26. It has been held by the Apex Court in Babu Ram Gupta (supra) that even if there was an undertaking given by the counsel on behalf of his client, the undertaking should be carefully construed to find out the extent and nature of the undertaking actually given by the person concerned. It is not open to the Court to assume an implied undertaking when there is none on the record. In the instant case, the Senior Counsel for the bank had not given any undertaking before the Court that the premises shall be vacated within four months or within any specific time.

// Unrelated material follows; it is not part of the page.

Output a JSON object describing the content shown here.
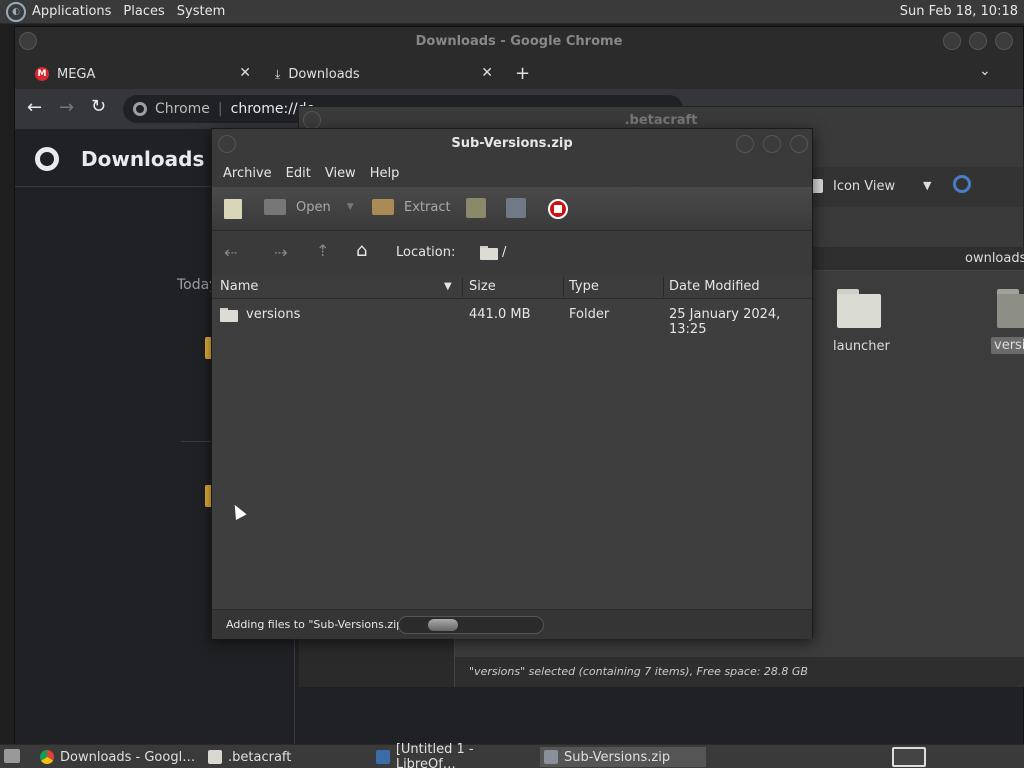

27. The matter can be looked from another angle also. Jurisdiction cannot be conferred by consent. Statutory provisions cannot be violated by consent. Conferment of jurisdiction is a legislative function. Jurisdiction can neither be conferred with the consent of the parties nor by a superior court. The Court cannot derive jurisdiction apart from the statute. In such eventuality the doctrine of waiver also does not apply (See Jagmittar Sain Bhagat v. Health Services, Haryana : MANU/SC/0703/2013 : AIR 2013 SC 3060). A wrong concession, on a question of law, made by counsel is not binding on his client (See Uptron India Limited v. Shammi Bhan: MANU/SC/0258/1998 : AIR 1998 SC 1681). Neither the client nor the Court is bound by the lawyer's statements or admissions as to matters of law or legal conclusions. A lawyer generally has no implied or apparent authority to make an admission or statement which would directly surrender or conclude the substantial legal rights of the client unless such an admission or statement is clearly a proper step in accomplishing the purpose for which the lawyer was employed (See Himalayan Co-operative Group Housing Society v. Balwan Singh : MANU/SC/0609/2015 : AIR 2015 SC 2867). Therefore, immunity from eviction enjoyed by the bank under the provisions of the Act is not lost on account of the statement made by the counsel for the bank in the Court that the premises would be surrendered immediately on construction of currency chest in another building.

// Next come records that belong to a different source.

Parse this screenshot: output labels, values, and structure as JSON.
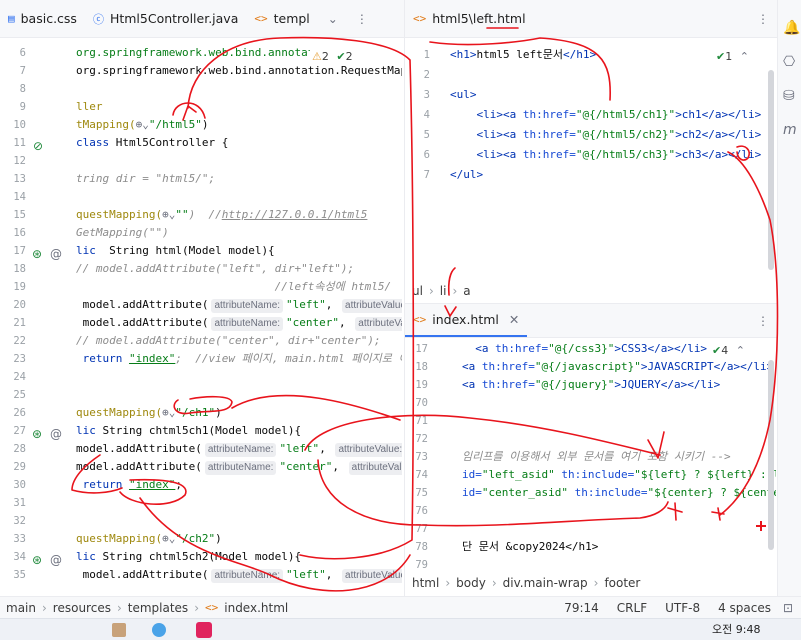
{
  "left_tabs": [
    {
      "icon": "css-file-icon",
      "label": "basic.css"
    },
    {
      "icon": "class-icon",
      "label": "Html5Controller.java"
    },
    {
      "icon": "html-file-icon",
      "label": "templ"
    }
  ],
  "left_tab_chevron": "⌄",
  "left_inspections": {
    "warnings": "2",
    "ok": "2"
  },
  "left_lines": [
    "6",
    "7",
    "8",
    "9",
    "10",
    "11",
    "12",
    "13",
    "14",
    "15",
    "16",
    "17",
    "18",
    "19",
    "20",
    "21",
    "22",
    "23",
    "24",
    "25",
    "26",
    "27",
    "28",
    "29",
    "30",
    "31",
    "32",
    "33",
    "34",
    "35"
  ],
  "left_code": {
    "l6": "org.springframework.web.bind.annotat",
    "l7": "org.springframework.web.bind.annotation.RequestMappi",
    "l9": "ller",
    "l10a": "tMapping(",
    "l10b": "\"/html5\"",
    "l10c": ")",
    "l11a": "class",
    "l11b": " Html5Controller {",
    "l13": "tring dir = \"html5/\";",
    "l15a": "questMapping(",
    "l15b": "\"\"",
    "l15c": ")  //",
    "l15d": "http://127.0.0.1/html5",
    "l16": "GetMapping(\"\")",
    "l17a": "lic",
    "l17b": "  String html(Model model){",
    "l18": "// model.addAttribute(\"left\", dir+\"left\");",
    "l19": "                              //left속성에 html5/",
    "l20a": " model.addAttribute(",
    "l20b": "\"left\"",
    "l21a": " model.addAttribute(",
    "l21b": "\"center\"",
    "l22": "// model.addAttribute(\"center\", dir+\"center\");",
    "l23a": " return ",
    "l23b": "\"index\"",
    "l23c": ";  //view 페이지, main.html 페이지로 이동",
    "l26a": "questMapping(",
    "l26b": "\"/ch1\"",
    "l26c": ")",
    "l27a": "lic",
    "l27b": " String chtml5ch1(Model model){",
    "l28a": "model.addAttribute(",
    "l28b": "\"left\"",
    "l29a": "model.addAttribute(",
    "l29b": "\"center\"",
    "l30a": " return ",
    "l30b": "\"index\"",
    "l30c": ";",
    "l33a": "questMapping(",
    "l33b": "\"/ch2\"",
    "l33c": ")",
    "l34a": "lic",
    "l34b": " String chtml5ch2(Model model){",
    "l35a": " model.addAttribute(",
    "l35b": "\"left\""
  },
  "param_hints": {
    "name": "attributeName:",
    "value": "attributeValue:"
  },
  "right_top_tab": {
    "icon": "html-file-icon",
    "label": "html5\\left.html"
  },
  "right_top_lines": [
    "1",
    "2",
    "3",
    "4",
    "5",
    "6",
    "7"
  ],
  "right_top_code": {
    "l1a": "<h1>",
    "l1b": "html5 left문서",
    "l1c": "</h1>",
    "l3": "<ul>",
    "l4a": "    <li><a ",
    "l4b": "th:href=",
    "l4c": "\"@{/html5/ch1}\"",
    "l4d": ">ch1</a></li>",
    "l5a": "    <li><a ",
    "l5b": "th:href=",
    "l5c": "\"@{/html5/ch2}\"",
    "l5d": ">ch2</a></li>",
    "l6a": "    <li><a ",
    "l6b": "th:href=",
    "l6c": "\"@{/html5/ch3}\"",
    "l6d": ">ch3</a></li>",
    "l7": "</ul>"
  },
  "right_top_check": "1",
  "right_top_breadcrumb": [
    "ul",
    "li",
    "a"
  ],
  "right_bottom_tab": {
    "icon": "html-file-icon",
    "label": "index.html"
  },
  "right_bottom_check": "4",
  "right_bottom_lines": [
    "17",
    "18",
    "19",
    "70",
    "71",
    "72",
    "73",
    "74",
    "75",
    "76",
    "77",
    "78",
    "79"
  ],
  "right_bottom_code": {
    "l17a": "  <a ",
    "l17b": "th:href=",
    "l17c": "\"@{/css3}\"",
    "l17d": ">CSS3</a></li>",
    "l18a": "<a ",
    "l18b": "th:href=",
    "l18c": "\"@{/javascript}\"",
    "l18d": ">JAVASCRIPT</a></li>",
    "l19a": "<a ",
    "l19b": "th:href=",
    "l19c": "\"@{/jquery}\"",
    "l19d": ">JQUERY</a></li>",
    "l73": "임리프를 이용해서 외부 문서를 여기 포함 시키기 -->",
    "l74a": "id=",
    "l74b": "\"left_asid\"",
    "l74c": " th:include=",
    "l74d": "\"${left} ? ${left} : lef",
    "l75a": "id=",
    "l75b": "\"center_asid\"",
    "l75c": " th:include=",
    "l75d": "\"${center} ? ${center}",
    "l78": "단 문서 &copy2024</h1>"
  },
  "right_bottom_breadcrumb": [
    "html",
    "body",
    "div.main-wrap",
    "footer"
  ],
  "status_path": [
    "main",
    "resources",
    "templates",
    "index.html"
  ],
  "status_right": [
    "79:14",
    "CRLF",
    "UTF-8",
    "4 spaces"
  ],
  "taskbar": {
    "time": "오전 9:48"
  },
  "accent": "#3574f0",
  "annotation_color": "#e8141c"
}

28. Learned Senior Counsel for the respondent has submitted that the respondent had sent Ex. P14 representation to the bank requesting it to vacate the building and a direction may be issued to the bank to consider it. We are not inclined to accept this prayer. The bank, as a tenant under the respondent, has no legal obligation to consider such representation and pass orders thereon. No writ of mandamus or direction can be issued to the bank to that effect.
29. True, the bank succeeds in the appeal on technicalities of law. But, the Act does not prohibit a tenant from vacating the premises on a request made by the landlord. When such surrender is made by a tenant, it would not be illegal. Surrender of the building by the tenant, at the request of the landlord, would only promote healthy business relations (See George v. Oommen: MANU/KE/0044/2005 : 2005 (2) KLT 92). We take note of the fact that it was in June, 2017 that submission was made by the bank in the writ petition that it had located suitable premises to shift its functioning. Even after the lapse of two years, nothing has happened. We hope that the authorities of the bank would take earnest efforts to vacate the building avoiding another round of litigation. We make it clear that it is not a direction issued to the bank.
30. Consequently, the appeal is allowed. The impugned judgment is set aside and the writ petition is dismissed. We make it clear that none of the observations made in this judgment would preclude the respondent from pursuing appropriate legal proceedings before the appropriate forum for eviction of the first appellant bank from the building owned by her. No costs in the appeal.